Une réplique surdimensionnée d'une télévision en bois d'époque se trouve dans un hall d'exposition.

Une immense réplique d'une télévision d'époque pour le théâtre de marionnettes sur l'ombre de la section des enfants.

Bien que Liens de famille et appartenance soit, de façon générale, une exposition chaleureuse, positive et parfois même amusante, elle ne manque pas sa chance de présenter certains des aspects plus mélancoliques de la famille. « Les familles séparées, les familles qui sont emprisonnées en temps de guerre, les membres de famille qui disparaissent pendant de longues périodes, les personnes qui perdent leurs familles lorsqu’ils viennent au Canada à titre de réfugiés », sont quelques-uns des exemples mentionnés par Dan. Il explique que la possibilité d’explorer ces histoires de voyage variées est une autre raison pour laquelle cette exposition allait main dans la main avec le mandat du Musée.

Comme Liens de famille et appartenance ouvre ses portes le 9 mars au Musée canadien de l’immigration du Quai 21, il ne reste que quelques jours pour tout installer, peindre les panneaux et placer les artéfacts.

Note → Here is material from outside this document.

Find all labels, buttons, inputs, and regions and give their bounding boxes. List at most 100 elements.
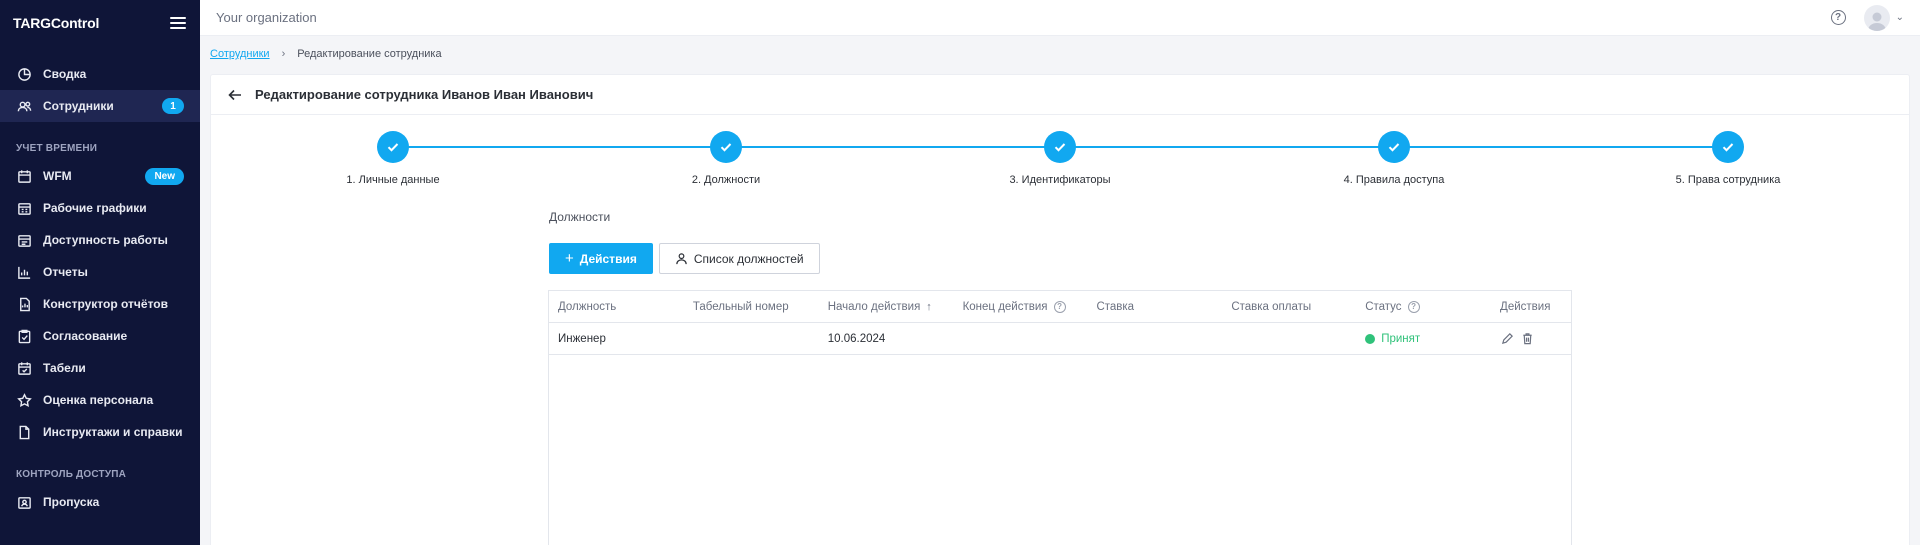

Une série de programmes publics seront agencés au thème de l’exposition. En tête de liste, Pleins feux sur la diversité présentera le film Kayak to Klemtu, qui offrira aussi aux gens la chance de visiter Liens de famille et appartenance, présenté par Banque Scotia, en préparation pour ce film axé sur la famille, le patrimoine autochtone et notre patrie.